Without facing any loss and getting a sky-high return as fast as possible on the principal money invested is the prime concern of all the investors.
Because of this reason many of the investors are on the lookout for the top investment plans where they can double their money in few months or years without any little risk.
It is a known fact that no such investment exists that provides low risk and high return. Risk and return are related sidewise.
One should match their own risk profile with the risks associated with the product before investing in an investment avenue. Some investments also exist that have high risks but has a high potential to generate high inflation adjusted returns.
Financial and non-financial assets are the two categories in which investment falls in. Two classification of financial assets are market-linked products and fixed income products. Most of Indians invest via mode of non-financial assets like gold and real estate.
For saving for their financial goals Indians mostly look at these top 10 investment avenues.
As there is no guarantee of returns and violation of asset class that’s why investing in stocks is not everyone’s cup of tea. Pick up of right stock, timing of entry and exit is also not easy. Delivery of higher than inflation adjusted returns compared to all other asset classes is the prime benefit of equity.
Until one chooses for stop-loss method, the risk of losing the capital is high. One places an advance order for selling of the stock at a specific price in stop-loss method. Around 13%, 8%, 12.5% are the returns for 1, 3, 5 years. A demat account is vital for investing in direct equities.
2.Equity Mutual Funds
These basically invest in equity stocks. An equity mutual fund should invest 65 percent of its assets in equities and equity related instruments as per the rules of the Securities and Exchange Board of India (Sebi) Mutual funds regulations.

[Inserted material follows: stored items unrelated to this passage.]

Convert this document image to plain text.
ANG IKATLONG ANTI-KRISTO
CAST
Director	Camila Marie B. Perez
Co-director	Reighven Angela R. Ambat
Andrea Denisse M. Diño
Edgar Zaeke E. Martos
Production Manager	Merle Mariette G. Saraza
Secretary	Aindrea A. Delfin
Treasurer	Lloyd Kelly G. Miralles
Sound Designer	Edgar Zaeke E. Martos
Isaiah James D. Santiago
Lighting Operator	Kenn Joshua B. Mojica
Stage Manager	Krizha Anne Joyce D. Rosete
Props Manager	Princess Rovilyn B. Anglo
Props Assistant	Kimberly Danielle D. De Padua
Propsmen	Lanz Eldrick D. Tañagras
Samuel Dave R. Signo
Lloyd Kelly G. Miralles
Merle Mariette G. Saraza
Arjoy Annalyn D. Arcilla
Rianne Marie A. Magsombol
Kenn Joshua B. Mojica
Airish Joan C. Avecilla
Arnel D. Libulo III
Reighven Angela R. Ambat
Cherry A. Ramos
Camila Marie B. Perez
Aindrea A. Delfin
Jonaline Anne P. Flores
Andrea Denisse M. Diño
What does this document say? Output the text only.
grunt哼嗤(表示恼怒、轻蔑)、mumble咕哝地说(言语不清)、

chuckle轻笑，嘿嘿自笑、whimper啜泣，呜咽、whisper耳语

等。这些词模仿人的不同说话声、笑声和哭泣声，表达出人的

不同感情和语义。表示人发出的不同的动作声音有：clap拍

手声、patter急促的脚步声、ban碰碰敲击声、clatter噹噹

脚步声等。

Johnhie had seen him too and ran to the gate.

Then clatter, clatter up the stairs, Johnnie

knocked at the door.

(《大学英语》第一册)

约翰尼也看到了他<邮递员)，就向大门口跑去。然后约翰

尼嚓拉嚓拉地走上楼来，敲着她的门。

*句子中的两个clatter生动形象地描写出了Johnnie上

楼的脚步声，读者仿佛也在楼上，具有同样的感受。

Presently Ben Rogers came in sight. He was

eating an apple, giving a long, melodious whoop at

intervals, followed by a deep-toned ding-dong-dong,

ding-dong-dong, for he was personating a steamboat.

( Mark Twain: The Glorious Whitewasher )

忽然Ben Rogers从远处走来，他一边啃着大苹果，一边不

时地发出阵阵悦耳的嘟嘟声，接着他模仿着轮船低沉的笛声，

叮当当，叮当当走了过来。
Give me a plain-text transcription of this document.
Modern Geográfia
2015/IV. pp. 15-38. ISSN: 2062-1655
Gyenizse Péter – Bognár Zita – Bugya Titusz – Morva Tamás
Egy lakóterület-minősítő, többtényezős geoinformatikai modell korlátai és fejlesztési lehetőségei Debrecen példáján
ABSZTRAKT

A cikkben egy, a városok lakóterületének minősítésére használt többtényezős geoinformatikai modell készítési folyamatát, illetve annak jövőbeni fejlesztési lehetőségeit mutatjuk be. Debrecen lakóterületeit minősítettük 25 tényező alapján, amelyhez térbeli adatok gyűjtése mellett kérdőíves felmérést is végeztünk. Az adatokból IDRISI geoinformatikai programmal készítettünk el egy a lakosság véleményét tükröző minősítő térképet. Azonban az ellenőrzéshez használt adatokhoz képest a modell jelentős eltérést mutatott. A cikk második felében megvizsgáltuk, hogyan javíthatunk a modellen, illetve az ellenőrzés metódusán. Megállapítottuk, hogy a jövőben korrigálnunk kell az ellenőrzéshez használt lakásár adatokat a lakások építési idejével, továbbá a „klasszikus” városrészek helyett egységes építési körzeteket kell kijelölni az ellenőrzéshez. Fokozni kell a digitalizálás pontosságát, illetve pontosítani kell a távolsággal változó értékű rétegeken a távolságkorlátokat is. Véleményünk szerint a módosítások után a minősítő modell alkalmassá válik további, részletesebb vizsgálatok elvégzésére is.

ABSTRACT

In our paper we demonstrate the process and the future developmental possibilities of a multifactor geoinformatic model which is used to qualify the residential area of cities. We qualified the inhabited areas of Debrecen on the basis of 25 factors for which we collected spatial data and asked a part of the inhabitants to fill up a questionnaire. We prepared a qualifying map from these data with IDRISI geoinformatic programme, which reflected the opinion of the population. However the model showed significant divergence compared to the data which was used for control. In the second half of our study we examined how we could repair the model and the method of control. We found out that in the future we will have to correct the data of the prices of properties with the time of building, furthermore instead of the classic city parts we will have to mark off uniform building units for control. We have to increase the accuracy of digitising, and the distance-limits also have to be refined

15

The ability of the manager to generate return is the key factor that governs returns in an actively traded fund. The underlying index are tracked by the index funds and exchange-traded funds. Market capitalisation or the sectors of the investments are the way to categorise the equity schemes. Categorisation is also on the basis whether investment is domestic or international. 15%, 15%, and 20% returns are for the 1, 3, and 5 years of investment.
3.Debt Mutual Funds
For steady returns debt funds are chosen by the investors. Being less volatile provides less risk compared to equity funds. Corporate bonds, government securities, treasury bills, commercial paper and other money market instruments are prime fields of investment for Debt mutual funds. 6.5%, 8%, and 7.5% are the market returns for 1, 3, 5 years in this investment.
4.National Pension System (NPS)
Managed by the Pension Fund Regulatory and Development Authority (PFRDA), national pension system is a long-term investment method focussed on the retirement. From 6000 the minimum contribution to remain active with account is reduced to 1000. This is made as a mixture of equity, fixed deposits, corporate bonds, liquid funds and government funds. Money is invested in equities through NPS according to one’s wish to handle the risk. 9.5%, 8.5% and 11% is current market returns for 1, 3, 5 years of investment.
5.Public Provident Fund (PPF)
Lot of people are attracted towards this. Due to long tenure of 15 years, the impact of PPF in compounding tax-free interest is huge. Since there is a guarantee of return of interest earned along with the principal invested this is a safe way of investment.
6.Bank Fixed Deposit (FD)
In India FD is a safe way of investing. Each person who deposits in bank is insured up to a maximum of 1 lakh for both principal and interest amount according to Deposit insurance and credit guarantee corporation (DICGC) rules. Options are too available in this as monthly, quarterly, half yearly and yearly. Taxed as per one’s income slab, the interest rate earned is added to one’s income.
7.Senior Citizen’s Saving Scheme (SCSS)
Probably it is the first choice of every retired person to invest in this. As per the name, this is only available for the senior citizens and early retirees. Any one above 60 can avail this from a post office or a bank. It has a five year of tenure along with an extension of three years after maturity. Current interest rate for SCSS is 8.3%.
8.RBI Taxable Bonds
8% savings bonds of 2003 are no replaced by government with a 7.75% saving bonds. These bonds have a tenure of 7 years. Along with a certificate of holding this bond, an investor can get this bond in demat form and can get this credited to the Bond Ledger Account (BLA).
As the house one lives in is for self-consumption that’s why it is not considered as an investment. If you buy another house that will be your investment.
Location is the prime factor for deciding the value of the property along with the rent that it can earn. Capital appreciation and rentals are two ways by which investments in real estate deliver returns. Real estate is highly illiquid unlike other assets.
Safety and high cost are them prime concern while making jewellery from gold. 6-14 percent of price is tagged as the making charges for the jewellery. Gold ETFs are an alternate way for owning paper gold. Gold as an underlying asset helps in investments on stock exchange. Investment in Sovereign Gold Bonds are other option for owning paper gold.